Cristina Maria Rosa
Lendo o jornal, me deparei com Sandra Cecília.
Eu ainda não a conhecia.
Ao ler a frase "Jornalisticamente, eu não estou aqui.
Não averiguei nada, não verifiquei nada, nada além das minhas dores,
[...]", de pronto me interessei. Li tudo. E decidi solicitar a ela o
texto, para enviar e meus colegas de grupo de estudo. Enviado e e-mail, ela respondeu:
“Oi, Cristina! É uma honra para mim que meu texto seja do uso de mais reflexão.
Segue o texto bruto e sem revisão”.
A autora de "Eu não queria falar de estupro, mas...", publicado na segunda semana de julho no jornal O Pioneiro (Caxias do Sul) e em Zero Hora (Porto Alegre), é Jornalista, gestora de marketing, escritora e se declara “louca de amores pela vida”. A seguir, o texto da Sandra Cecília:
Eu não queria falar de
estupro, mas...
Jornalisticamente, eu
não estou aqui. Não averiguei nada, não verifiquei nada, nada além das minhas
dores, nada além dos choros de milhares de mulheres que pude tristemente
acompanhar em aproximadamente 16 anos de vida e trabalho em prol da igualdade
de gênero. E, é por cada lágrima vertida em seus rostos que escrevo hoje. Eu
poderia dizer que estou aqui somente para defendê-las, mas, não. Estou aqui,
também, por uma Sandra criança que sofreu no couro a adjacência de ser gente
pequena, porém grande nas responsabilidades indevidas sobre seu corpo. Estou
aqui por ser mãe de uma menina. Não tenho a mínima intenção de falar de mim, me
mantenho nessa história somente para marcar que o lugar do réu no julgamento
social sempre fora das mulheres e eu sou uma delas. Sendo assim, de credo
propósito, encerro a minha história e, com ela, abro a machado essa reflexão.

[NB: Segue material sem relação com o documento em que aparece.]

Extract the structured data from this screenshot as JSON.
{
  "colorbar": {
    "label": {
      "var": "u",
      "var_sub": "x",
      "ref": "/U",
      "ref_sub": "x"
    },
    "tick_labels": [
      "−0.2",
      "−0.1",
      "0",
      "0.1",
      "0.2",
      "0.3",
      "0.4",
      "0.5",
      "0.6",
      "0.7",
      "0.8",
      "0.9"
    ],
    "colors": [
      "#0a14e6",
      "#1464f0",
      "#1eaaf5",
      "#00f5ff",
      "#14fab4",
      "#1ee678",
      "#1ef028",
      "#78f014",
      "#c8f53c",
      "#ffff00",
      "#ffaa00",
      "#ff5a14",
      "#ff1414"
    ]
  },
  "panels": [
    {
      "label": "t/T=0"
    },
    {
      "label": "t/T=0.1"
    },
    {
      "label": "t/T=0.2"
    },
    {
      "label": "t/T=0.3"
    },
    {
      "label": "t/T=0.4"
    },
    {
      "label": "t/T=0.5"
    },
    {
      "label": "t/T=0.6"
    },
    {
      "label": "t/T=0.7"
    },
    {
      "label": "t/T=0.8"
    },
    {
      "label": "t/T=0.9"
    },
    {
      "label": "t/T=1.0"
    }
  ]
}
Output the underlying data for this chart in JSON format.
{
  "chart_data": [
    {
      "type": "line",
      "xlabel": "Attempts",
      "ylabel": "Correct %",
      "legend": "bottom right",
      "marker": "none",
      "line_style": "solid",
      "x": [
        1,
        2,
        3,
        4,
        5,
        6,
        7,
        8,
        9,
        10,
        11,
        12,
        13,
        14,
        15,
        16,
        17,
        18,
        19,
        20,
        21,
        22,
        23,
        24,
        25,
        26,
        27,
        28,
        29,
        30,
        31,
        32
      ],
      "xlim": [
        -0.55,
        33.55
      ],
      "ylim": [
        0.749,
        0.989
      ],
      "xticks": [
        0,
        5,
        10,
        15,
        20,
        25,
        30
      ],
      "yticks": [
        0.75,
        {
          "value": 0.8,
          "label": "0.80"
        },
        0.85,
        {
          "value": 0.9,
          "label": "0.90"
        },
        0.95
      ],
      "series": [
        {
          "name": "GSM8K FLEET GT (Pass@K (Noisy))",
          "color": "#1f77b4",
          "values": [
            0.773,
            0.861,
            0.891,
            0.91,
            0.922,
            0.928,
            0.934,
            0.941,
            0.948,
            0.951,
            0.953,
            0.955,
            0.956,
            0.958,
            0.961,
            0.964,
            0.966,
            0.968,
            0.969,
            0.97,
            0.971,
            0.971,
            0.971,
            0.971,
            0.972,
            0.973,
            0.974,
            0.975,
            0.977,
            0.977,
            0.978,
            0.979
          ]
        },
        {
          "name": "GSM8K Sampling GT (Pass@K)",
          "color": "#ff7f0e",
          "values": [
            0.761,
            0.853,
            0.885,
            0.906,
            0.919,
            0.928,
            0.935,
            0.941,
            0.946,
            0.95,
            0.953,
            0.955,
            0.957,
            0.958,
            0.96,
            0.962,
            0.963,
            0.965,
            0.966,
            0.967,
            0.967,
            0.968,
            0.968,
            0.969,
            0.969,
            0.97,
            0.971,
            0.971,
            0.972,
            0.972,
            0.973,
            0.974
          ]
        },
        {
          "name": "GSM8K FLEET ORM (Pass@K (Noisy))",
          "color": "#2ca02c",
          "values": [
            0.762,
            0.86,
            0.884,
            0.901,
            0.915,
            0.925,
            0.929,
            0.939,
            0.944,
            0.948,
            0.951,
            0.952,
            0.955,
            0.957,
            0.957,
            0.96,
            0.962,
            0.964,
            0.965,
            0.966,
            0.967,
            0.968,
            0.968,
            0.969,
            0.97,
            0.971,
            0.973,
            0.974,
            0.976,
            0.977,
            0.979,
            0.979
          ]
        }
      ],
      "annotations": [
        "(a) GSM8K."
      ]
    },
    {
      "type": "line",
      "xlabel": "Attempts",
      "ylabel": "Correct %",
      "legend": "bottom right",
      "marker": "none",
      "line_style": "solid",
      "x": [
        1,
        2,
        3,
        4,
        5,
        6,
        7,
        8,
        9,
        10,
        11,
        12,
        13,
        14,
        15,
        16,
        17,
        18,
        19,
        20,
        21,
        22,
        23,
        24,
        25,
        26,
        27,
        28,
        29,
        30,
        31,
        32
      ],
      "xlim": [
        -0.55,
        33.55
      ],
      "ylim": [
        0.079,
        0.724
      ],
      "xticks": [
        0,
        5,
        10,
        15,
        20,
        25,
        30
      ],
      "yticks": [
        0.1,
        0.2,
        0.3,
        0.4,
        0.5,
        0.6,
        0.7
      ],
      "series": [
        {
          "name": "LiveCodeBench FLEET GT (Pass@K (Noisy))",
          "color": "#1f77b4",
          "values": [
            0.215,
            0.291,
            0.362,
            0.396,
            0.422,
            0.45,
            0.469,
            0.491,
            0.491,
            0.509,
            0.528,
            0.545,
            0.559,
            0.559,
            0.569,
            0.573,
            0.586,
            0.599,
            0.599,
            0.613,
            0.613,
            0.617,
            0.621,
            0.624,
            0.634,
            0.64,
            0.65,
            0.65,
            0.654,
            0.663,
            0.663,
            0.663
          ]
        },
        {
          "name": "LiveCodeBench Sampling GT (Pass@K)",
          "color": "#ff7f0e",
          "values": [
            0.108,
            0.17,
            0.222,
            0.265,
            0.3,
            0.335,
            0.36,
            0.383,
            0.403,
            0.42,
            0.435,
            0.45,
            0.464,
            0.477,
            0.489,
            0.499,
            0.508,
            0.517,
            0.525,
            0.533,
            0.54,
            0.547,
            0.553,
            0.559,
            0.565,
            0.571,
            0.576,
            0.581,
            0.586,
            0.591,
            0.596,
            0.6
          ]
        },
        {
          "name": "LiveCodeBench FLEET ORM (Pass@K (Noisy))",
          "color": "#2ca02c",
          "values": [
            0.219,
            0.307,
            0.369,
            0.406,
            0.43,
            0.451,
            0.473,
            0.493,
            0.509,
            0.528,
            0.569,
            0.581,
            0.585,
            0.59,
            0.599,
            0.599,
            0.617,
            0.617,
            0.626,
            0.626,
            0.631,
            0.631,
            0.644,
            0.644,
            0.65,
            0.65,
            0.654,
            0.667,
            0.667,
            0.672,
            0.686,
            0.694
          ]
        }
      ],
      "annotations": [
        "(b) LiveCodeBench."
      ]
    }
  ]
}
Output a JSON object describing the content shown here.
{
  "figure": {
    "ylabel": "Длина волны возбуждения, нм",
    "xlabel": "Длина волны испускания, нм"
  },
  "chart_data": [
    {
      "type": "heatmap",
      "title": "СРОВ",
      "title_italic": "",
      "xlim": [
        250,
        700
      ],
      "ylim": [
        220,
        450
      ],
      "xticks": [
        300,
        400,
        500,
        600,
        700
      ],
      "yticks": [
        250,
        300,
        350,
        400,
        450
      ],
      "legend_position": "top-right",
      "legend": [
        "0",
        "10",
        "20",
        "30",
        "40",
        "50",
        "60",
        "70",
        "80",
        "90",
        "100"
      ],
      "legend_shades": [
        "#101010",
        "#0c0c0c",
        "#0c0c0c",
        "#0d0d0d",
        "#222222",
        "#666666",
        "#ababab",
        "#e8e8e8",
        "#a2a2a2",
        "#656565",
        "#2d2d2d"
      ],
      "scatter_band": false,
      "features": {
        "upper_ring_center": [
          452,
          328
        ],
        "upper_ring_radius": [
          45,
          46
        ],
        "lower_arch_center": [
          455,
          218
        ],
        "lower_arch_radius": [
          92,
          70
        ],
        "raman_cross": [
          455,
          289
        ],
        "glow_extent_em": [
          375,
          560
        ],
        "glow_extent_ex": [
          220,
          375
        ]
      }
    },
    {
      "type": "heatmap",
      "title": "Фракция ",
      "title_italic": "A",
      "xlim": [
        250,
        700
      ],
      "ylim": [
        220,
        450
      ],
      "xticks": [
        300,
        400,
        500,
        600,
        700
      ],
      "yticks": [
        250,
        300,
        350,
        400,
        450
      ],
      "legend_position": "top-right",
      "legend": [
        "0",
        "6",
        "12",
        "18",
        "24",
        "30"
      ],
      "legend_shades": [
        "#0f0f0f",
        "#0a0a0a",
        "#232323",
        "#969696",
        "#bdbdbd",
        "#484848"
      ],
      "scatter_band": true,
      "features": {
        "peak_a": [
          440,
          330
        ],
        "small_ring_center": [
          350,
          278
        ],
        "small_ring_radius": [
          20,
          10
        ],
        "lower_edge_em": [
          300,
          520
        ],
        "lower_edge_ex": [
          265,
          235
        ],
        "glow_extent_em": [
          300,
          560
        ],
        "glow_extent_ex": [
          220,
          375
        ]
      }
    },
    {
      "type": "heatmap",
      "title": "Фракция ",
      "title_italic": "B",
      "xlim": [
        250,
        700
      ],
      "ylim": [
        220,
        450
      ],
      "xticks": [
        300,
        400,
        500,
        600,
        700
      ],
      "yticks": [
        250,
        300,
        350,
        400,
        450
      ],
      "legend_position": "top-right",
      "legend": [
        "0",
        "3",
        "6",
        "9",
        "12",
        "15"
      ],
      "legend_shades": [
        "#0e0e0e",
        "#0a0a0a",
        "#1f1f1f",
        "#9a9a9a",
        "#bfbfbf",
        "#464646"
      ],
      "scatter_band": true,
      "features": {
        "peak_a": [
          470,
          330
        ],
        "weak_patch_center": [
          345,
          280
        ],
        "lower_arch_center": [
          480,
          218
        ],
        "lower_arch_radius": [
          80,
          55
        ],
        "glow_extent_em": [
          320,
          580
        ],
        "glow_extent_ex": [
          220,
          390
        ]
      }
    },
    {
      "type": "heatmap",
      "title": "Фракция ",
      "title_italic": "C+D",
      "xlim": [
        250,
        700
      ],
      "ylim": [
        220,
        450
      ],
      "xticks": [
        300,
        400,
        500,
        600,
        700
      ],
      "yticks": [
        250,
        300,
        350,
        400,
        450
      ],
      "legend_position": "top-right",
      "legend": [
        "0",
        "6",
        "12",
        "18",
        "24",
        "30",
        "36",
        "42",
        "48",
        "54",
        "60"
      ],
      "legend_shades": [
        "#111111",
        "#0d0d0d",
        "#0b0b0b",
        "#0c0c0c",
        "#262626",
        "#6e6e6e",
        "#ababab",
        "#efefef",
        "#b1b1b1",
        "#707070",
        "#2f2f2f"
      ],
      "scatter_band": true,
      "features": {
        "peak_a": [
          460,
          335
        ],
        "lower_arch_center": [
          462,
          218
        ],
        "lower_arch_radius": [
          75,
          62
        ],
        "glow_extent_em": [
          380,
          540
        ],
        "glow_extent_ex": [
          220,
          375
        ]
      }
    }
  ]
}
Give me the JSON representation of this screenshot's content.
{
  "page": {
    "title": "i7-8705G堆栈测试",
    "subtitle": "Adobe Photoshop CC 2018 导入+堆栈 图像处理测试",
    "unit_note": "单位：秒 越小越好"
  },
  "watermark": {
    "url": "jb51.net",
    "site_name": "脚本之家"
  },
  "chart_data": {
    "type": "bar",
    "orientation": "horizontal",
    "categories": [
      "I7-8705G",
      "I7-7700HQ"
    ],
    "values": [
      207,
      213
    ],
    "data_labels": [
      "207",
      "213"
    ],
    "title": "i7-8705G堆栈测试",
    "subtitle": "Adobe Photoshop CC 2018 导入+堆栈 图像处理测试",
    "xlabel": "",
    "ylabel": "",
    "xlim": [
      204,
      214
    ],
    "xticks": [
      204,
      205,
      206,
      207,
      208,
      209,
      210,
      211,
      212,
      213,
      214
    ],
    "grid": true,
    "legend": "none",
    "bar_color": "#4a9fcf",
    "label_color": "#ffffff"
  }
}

Sim, mulheres são estupradas a todo momento, em todo lugar. Se você não aceita
esse fato, você faz parte do problema. Sim, faz. Não questiono, afirmo. É por
gente como você, que não aceita que nossos corpos ainda são encarados como
domínio público que a sociedade não evolui. É por gente assim como você que
seguimos violentadas, violadas, traumatizadas. Te digo mais: suas costas
carregam nossos gritos surdos de socorro. Lide com isso, dentro da sua
permanência insistente em ser tradicional nesse mundo social que já devia ter
acabado. Esse universo conservador alimenta a cultura do estupro e do
feminicídio, sim. É ele quem não aceita nossas liberdades e direitos, mesmo
quando amparados por lei. É ele quem nos aponta a maternidade compulsória,
mesmo quando fruto de fruto de violência sexual. É ele quem dá palco e mídia a
inúmeros ‘Leos Dias’ por aí. Uma menina de 11 anos grávida, como pode? Pode e acontece.
Vítima de estupro, sim. Independentemente das condições do ato sexual, ela não
tem a mínima condição de responder por si, nem afetivamente e, muito menos,
sexualmente. Mas eu vi vocês aí tentando justificar o injustificável. Eu vi
vocês aí condenando o aborto dela. Sabe, sou mãe e sei que um parto é um
momento ímpar, denso e forte. Fui mãe com decisão e vontade de sê-lo, tendo um
parceiro ao lado e, ainda sim, foi duro.
Com a certeza de quem pariu uma bebê saudável por vias naturais e dá a
vida para mantê-la, digo: uma criança não pode parir, muito menos após uma
violência mortal. Tão menos ela pode ser
mãe. Assisti com o estômago revirado, uma juíza tentar manipular uma criança
estuprada a manter a gravidez. Uma mulher adulta, que entende as agruras de ser
quem somos, sabe lá em nome de quê, levou uma menina de vítima a ré. Eu me
senti envergonhada e triste por fazer parte de uma sociedade assim. N’outro
lugar, uma jovem atriz exposta midiaticamente em sua dor imensurável e mortal.
Ela foi estuprada, engravidou, deu à luz ao bebê, o entregou corretamente à
adoção legal e, mesmo assim, foi para o paredão do fuzilamento social. Delatada
pelos mesmos profissionais que a deveriam proteger, cuidar das suas feridas
íntimas e emocionais. Definitivamente, o mundo não ama as mulheres, ele as usa”.
Gentilmente, Sandra Cecília Peradelles.